Azyumardi menyoroti dua partai yang bisa meraih suara signifikan, yakni Gerindra yang berdiri pada 2008 dan Nasdem berdiri pada 2011. Gerindra meraih 12,57 persen, dan Nasdem meraup 9,05 persen suara pada Pemilu 2019.
Dia pun berpesan kepada keempat partai yang baru didirikan pafa 2020, untuk mempunyai strategi khusus jika ingin bersaing dengan partai lainnya yang lebih senior. "Partai harus reorientasi kepentingan rakyat. Kembali kepada rakyat, tidak hanya mementingkan kepentingan politik mereka sendiri, kepentingan kekuasaan tanpa mementingkan rakyat sama sekali,” ujarnya.
Prof Komaruddin Hidayat berharap panggung politik, persaingan kompetisi antar parpol ibarat sepak bola. “Tunjukkan permainan yang indah, cerdas, penuh etika, sehingga menarik untuk ditonton dan diikuti. Jangan menyebalkan,” katanya.
Prof Imron Cotan menyampaikan harapannya kepada parpol baru untuk mencoba memberikan alternatif baru. “Apakah tawaran dari Partai Gelora misalnya, untuk mensinergikan agenda keummatan dan kebangsaan bisa menarik perhatian calon pemilih, itu kita lihat nanti. Kemudian, perbedaan spectrum politik, tidak harus meninggalkan prinsip kebangsaan kita: Satu Bangsa, Satu tanah Air dan Satu Bahasa yaitu Indonesia,” ucapnya.
Sekjen Partai Gelora, Mahfudz Siddiq, mengakui partainya memiliki strategi tersendiri agar dilirik dalam Pemilu 2024. Menurut dia, parpol harus berhenti menjadi partai yang mengobral janji demi menggalang suara.
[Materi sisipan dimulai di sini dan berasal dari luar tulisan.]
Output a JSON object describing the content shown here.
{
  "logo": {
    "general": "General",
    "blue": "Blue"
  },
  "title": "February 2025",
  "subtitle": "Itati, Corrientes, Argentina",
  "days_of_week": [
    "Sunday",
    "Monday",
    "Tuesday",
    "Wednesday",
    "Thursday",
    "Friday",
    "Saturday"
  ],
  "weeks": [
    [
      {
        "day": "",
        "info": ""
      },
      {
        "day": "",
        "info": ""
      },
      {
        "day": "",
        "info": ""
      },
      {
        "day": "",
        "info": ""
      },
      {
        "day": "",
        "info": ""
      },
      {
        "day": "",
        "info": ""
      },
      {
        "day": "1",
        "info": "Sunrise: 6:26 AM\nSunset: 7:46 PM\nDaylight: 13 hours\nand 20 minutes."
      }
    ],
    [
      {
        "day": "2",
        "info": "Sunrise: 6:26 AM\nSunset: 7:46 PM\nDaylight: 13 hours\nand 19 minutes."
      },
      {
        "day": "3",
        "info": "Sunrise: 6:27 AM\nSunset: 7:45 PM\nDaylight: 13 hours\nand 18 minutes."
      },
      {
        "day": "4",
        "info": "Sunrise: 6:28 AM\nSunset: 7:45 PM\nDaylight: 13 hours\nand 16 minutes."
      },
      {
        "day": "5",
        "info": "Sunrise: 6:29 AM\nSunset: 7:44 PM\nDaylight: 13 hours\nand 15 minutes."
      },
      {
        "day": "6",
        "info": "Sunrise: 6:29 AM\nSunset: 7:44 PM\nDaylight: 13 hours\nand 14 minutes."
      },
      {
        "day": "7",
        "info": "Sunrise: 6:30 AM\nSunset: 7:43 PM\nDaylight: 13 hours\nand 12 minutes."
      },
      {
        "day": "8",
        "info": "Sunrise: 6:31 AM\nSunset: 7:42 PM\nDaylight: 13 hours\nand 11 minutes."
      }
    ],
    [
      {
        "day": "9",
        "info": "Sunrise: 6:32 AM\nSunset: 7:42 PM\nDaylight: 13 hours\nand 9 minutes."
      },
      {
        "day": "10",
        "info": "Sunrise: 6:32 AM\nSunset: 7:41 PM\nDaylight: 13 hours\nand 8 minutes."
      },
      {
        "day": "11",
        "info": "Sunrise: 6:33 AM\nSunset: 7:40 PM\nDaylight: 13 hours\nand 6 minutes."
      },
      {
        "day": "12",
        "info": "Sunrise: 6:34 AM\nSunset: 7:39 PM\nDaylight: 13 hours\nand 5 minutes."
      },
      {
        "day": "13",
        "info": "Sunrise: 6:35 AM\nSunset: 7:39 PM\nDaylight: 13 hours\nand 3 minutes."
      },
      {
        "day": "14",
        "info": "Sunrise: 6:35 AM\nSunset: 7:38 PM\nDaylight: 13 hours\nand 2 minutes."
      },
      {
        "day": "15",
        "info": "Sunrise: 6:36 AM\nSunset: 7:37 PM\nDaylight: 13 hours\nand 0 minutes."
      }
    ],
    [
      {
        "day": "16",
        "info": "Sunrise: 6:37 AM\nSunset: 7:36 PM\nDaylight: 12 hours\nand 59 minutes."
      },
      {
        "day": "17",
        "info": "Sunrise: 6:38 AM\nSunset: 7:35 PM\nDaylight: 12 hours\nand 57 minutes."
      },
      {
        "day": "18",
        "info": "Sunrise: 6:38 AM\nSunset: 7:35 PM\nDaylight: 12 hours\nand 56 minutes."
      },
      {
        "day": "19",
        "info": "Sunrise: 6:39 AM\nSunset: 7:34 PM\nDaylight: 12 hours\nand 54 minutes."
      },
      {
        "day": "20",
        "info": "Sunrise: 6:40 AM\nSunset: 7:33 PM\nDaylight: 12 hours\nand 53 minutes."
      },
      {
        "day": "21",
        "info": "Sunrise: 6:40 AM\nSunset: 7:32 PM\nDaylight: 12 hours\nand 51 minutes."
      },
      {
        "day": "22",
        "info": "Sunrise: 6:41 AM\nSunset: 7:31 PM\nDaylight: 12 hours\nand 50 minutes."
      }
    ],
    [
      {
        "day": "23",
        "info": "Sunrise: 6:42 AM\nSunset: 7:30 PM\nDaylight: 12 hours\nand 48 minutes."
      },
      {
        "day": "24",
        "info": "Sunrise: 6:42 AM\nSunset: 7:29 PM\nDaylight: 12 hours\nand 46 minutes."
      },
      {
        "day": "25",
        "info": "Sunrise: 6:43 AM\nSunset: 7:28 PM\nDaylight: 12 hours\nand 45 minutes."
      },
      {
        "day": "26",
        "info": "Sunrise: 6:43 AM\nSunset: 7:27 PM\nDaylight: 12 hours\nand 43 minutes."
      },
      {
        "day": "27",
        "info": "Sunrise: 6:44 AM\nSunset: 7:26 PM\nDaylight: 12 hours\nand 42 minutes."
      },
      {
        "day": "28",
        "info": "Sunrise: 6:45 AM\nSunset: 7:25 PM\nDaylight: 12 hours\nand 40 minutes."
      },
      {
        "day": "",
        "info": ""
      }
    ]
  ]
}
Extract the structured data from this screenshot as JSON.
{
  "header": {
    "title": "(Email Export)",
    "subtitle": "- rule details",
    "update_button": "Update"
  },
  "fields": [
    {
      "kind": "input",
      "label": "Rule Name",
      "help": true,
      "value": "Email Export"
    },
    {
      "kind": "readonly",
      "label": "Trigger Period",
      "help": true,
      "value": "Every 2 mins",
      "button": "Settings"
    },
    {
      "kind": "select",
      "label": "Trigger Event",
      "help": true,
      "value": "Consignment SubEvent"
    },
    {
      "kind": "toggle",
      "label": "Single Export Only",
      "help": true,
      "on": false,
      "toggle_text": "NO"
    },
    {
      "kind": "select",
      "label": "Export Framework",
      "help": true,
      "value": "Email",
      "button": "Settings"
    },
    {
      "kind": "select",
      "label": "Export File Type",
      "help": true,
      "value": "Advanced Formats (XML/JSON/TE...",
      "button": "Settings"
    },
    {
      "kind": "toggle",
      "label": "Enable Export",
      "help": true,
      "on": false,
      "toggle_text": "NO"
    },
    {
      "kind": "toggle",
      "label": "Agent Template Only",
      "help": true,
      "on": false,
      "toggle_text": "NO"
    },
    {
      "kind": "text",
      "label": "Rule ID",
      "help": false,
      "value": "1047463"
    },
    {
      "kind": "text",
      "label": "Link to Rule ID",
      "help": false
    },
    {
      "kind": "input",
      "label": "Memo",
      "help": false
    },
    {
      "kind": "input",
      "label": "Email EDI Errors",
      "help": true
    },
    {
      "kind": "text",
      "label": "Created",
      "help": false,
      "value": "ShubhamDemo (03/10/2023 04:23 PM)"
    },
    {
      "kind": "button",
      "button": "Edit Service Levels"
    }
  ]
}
Saat ini, Partai Gelora sudah terbentuk di 34 provinsi, serta ada di 511 kabupaten/kota.
“Parpol harus betul-betul menjalankan semua fungsi sebagai partai politik. Terutama pendidikan politik dan advokasi atau agregasi kepentingan politik masyarakat. Kalau ini dilakukan, Insya Allah, masyarakat akan punya preferensi baru tentang partai politik,” ungkapnya.
Direktur Eksekutif Moya Institute, Hery Sucipto, menilai kehadiran parpol baru menjadi menarik, meskipun Pilpres 2024 masih tiga tahun lebih. Dia melihat partai-partai baru sudah mulai ancang-ancang.
"Pilpres 2024 tidak ada incumbent. Selain itu, mengapa masih ada yang berani mendirikan partai baru di tengah panceklik politik saat ini yang kita tahu semua penuh ketidakpastian, antara lain masih banyaknya korupsi, instabilitas politik dan ekonomi,” ujarnya.